Defendants filed a motion to dismiss on August 5, 2015, arguing that Spearman
failed to exhaust his administrative remedies because he never properly appealed to final
review. The District Court treated this as a motion for summary judgment, and in an
October 7, 2015 Report and Recommendation, recommended that Defendants’ motion be
granted. On October 29, 2015 the District Court granted Defendants’ motion for
summary judgment and adopted the Report and Recommendation as the opinion of the
Court. Spearman filed a timely notice of appeal from this order on November 19, 2015.
II.
We have jurisdiction under 28 U.S.C. § 1291. We exercise plenary review over a
district court award of summary judgment and apply the same test the district court
should have applied – whether the record “shows that there is no genuine issue as to any
material fact and that the moving party is entitled to judgment as a matter of law.” Giles
v. Kearney,
571 F.3d 318, 322 (3d Cir. 2009). In applying this test, we must accept
evidence presented by the non-movant as true and draw all justifiable factual inferences
4
in his favor.
Id. We may summarily affirm the District Court’s award of summary
judgment where “it clearly appears that no substantial question is presented or that
subsequent precedent or a change in circumstances warrants such action.” 3d Cir. I.O.P.
10.6 (2015).
The District Court correctly granted Defendants motion for summary judgment
because Spearman failed to exhaust his administrative remedies as required by the Prison
Litigation Reform Act (“PLRA”).
Section 1997e of the PLRA provides, in part, that “[n]o action shall be brought
with respect to prison conditions under section 1983 of this title . . . until such
administrative remedies as are available are exhausted.” This exhaustion requirement is
an affirmative defense, and entry of summary judgment on such a ground is appropriate
only when the moving party presents “evidence that would entitle [it] to a directed verdict
if not controverted at trial.” In re Bressman,
327 F.3d 229, 237 (3d Cir. 2003) (quoting
Celotex Corp. v. Catrett,
477 U.S. 317, 331 (1986)).
DC-ADM 804, which governs the grievance and appeals process in Pennsylvania
correctional institutions, provides for a three-step process, with final review of grievances
performed by the Secretary’s office. This Court has frequently observed that a plaintiff
must follow each of these steps to exhaust his administrative remedies under the PLRA.
Booth v. Churner,
206 F.3d 289, 299 (3d Cir. 2000) (2001) (plaintiff “did not take full
advantage of the administrative procedures available to him” in failing to use steps two
and three of DC–ADM 804); Jenkins v. Morton,
148 F.3d 257, 259 (3d Cir.1998)
5
(discussing California and Illinois grievance procedures similar to DC–ADM 804 and
concluding that exhaustion occurs only after completion of final step). In addition,
“[p]roper exhaustion demands compliance with an agency’s deadlines and other critical
procedural rules.” Woodford v. Ngo,
548 U.S. 81, 90 (2006). Because Spearman never
perfected his appeal for final review according to applicable procedures, he has failed to
exhaust his administrative remedies.
Spearman adopted seemingly inconsistent positions to oppose Defendants’

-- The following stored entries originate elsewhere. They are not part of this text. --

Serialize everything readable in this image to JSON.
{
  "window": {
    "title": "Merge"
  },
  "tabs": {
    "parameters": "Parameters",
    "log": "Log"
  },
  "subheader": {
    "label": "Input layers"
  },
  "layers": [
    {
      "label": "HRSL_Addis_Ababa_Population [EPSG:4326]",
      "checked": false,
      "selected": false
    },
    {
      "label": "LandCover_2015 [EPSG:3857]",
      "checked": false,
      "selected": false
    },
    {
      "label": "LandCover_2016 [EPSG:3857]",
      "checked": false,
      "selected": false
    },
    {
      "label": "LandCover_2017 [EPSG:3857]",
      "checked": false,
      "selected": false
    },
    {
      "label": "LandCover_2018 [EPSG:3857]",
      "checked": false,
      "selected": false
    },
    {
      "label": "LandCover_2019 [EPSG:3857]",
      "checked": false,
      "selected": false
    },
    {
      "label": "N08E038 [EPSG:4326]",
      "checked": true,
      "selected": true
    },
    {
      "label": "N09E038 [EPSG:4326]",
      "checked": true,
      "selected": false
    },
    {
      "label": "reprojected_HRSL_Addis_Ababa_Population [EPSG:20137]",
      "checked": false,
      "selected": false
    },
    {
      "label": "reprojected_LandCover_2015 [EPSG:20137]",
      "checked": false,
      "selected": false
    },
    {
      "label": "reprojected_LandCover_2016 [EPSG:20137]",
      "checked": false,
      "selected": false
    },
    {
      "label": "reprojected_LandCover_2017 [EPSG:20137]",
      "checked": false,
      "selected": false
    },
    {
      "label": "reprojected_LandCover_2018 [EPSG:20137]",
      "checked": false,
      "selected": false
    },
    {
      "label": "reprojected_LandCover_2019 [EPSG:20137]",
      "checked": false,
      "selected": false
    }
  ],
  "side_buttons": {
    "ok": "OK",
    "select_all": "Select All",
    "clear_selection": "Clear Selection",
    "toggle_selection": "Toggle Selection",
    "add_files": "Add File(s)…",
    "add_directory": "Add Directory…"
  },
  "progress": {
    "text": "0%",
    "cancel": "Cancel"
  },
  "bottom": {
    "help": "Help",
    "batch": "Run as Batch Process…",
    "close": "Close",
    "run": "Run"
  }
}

motion. In his response to Defendants’ motion to dismiss, he “swear[s] under oath [that
he] filed all copies of [his] initial grievance; all responses and all appeals as well as a
brief appeal to the (S.O.I.G.A.) [for both grievances] within the time frame,” and
concludes that “I believe that I exhausted all my administrative remedies.” But in his
objections to the Report and Recommendation, he states that his “failure to comply
properly with the exhaustion requirement [for both grievances] was caused by illegal
actions by the name[d] Defendants by threatening; retaliation & wrongdoing to prevent
the plaintiff from properly completing the exhaustion requirements.” These bare,
contradictory allegations are insufficient to create a genuine issue of material fact. Sec.
& Exch. Comm'n v. Bonastia,
614 F.2d 908, 914 (3d Cir. 1980). (“Denials in the form of
legal conclusions, unsupported by documentation of specific facts, are insufficient to
create issues of material fact that would preclude summary judgment.”).
Accordingly, we will affirm the decision of the District Court.